Please note that only complete sectors, not partial sectors, can be superimposed. Superimposition can be active only for one disk or disk partition or image at a time. If desired, you can make a copy (image or cloned disk) of the virtually repaired disk or image with the usual commands while the superimposition is in effect, so that the copy will have the superimposed sectors directly embedded.
- Reports the total number of CRC errors in the evidence object properties for each hash computation if chunk CRCs are being verified when reading from .e01 evidence files (see Options | Security).
- File type verification signatures and algorithms updated.
- New hash type available: Adler32
- The values of the bits in the volume attributes of HFS+ file systems are now output in the Technical Details Report.
- Ability to copy up to ~4 GB of data into the internal clipboard (~2 GB before).
- Extraction of all tables (with all columns except binary data) from all other SQLite databases besides the already supported various Internet browser databases as part of metadata extraction. The first extracted table will also serve as a preview of the SQLite database file itself.
- Ability to copy up to ~4 GB of data into the internal clipboard in the 64-bit edition (~2 GB before and still in the 32-bit edition).

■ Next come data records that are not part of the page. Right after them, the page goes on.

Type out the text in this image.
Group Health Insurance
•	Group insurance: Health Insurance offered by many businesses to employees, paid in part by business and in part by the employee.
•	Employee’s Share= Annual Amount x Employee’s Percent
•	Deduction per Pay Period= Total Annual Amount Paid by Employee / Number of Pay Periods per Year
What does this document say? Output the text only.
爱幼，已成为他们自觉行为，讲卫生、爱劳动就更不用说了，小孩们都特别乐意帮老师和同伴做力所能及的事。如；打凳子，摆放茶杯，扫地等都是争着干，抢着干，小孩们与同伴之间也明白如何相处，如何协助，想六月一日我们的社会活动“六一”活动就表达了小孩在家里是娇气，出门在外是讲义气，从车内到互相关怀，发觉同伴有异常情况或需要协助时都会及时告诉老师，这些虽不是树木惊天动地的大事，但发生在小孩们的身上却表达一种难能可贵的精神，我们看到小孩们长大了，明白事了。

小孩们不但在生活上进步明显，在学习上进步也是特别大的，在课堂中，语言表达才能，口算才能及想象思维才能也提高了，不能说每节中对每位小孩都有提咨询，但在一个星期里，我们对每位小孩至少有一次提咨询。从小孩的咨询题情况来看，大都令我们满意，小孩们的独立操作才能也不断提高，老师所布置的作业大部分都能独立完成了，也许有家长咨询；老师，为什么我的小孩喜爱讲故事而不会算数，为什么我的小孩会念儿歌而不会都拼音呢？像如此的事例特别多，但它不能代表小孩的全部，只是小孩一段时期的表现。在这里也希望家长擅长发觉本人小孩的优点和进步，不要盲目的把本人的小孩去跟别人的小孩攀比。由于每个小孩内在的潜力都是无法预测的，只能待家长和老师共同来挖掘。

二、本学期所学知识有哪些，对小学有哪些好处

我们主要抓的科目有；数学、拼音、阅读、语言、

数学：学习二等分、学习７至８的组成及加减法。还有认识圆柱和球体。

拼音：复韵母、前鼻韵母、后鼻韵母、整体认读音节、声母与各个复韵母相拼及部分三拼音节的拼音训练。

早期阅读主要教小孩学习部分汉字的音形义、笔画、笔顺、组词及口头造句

- Buttons that allow to expand or collapse all categories in the file type filter dialog. Expanding all categories can be useful if you would like to quickly find a certain file type by typing its letters while the tree view window has the input focus.
- Option to only make a copy of tagged files for inclusion in a case report instead of all or none. Useful if you wish to reference all notable files with their metadata in your report, but show only a subset of those.
- Whether new report table associations for selected files are created for the selected files only or also for their child objects or duplicates etc. is now a setting that is individual to each report table.
- New icon for renamed/moved directories in FAT and exFAT volumes.
- Support for PC-compatible BSD disklabel partitioning.
- The View | Refresh View menu command now also refills the directory browser if the directory browser has the input focus. Useful for example when a filter for tagged items is active and you remove the tag marks of some of the listed files, if you wish to update the listing in the directory browser and get rid of those files that are no longer tagged.
- Ability to check for updates online occasionally (Options | Security). This can report the availability of later versions or new service releases of the currently used version and allow to start the download. Does not send any data from within the program to the Internet, for example no system or user information or dongle ID, neither directly nor encrypted nor anonymized, of course no case data, not even the currently used version number, nothing. This option is active by default only if the program determines that it is running on the examiner's own system (if it is executed from the C: drive or if it was installed using the setup program). The check does not occur when running the program for the first time, so that you definitely have a chance to turn off this option before anything happens. Given the fact that most systems on which X-Ways Investigator and X-Ways Forensics are run do not have an Internet connection, this feature has a limited effect only.
- The file carving flags b (for byte granularity) and g (for greedy allocation) can now be combined. Useful when carving records from files like $UsnJrnl:$J. For $UsnJrnl:$J in particular an internal algorithm is available that can combine multiple contiguous records in a single carved file. The g flag makes sure that those records that have been included already will not be found and carved again separately. Such a carved file that is composed of multiple records can be nicely viewed in Preview mode, and viewing that file is much more efficient than viewing individually carved records.
- Ability to print multiple selected files optionally in separate print jobs like in v16.3 and earlier.
- Simultaneous creation of 2 copies of .e01 evidence files was unsuccessful if they were given different names. That was fixed.
- Several user interface elements improved.
- Some more statistics in the evidence object properties.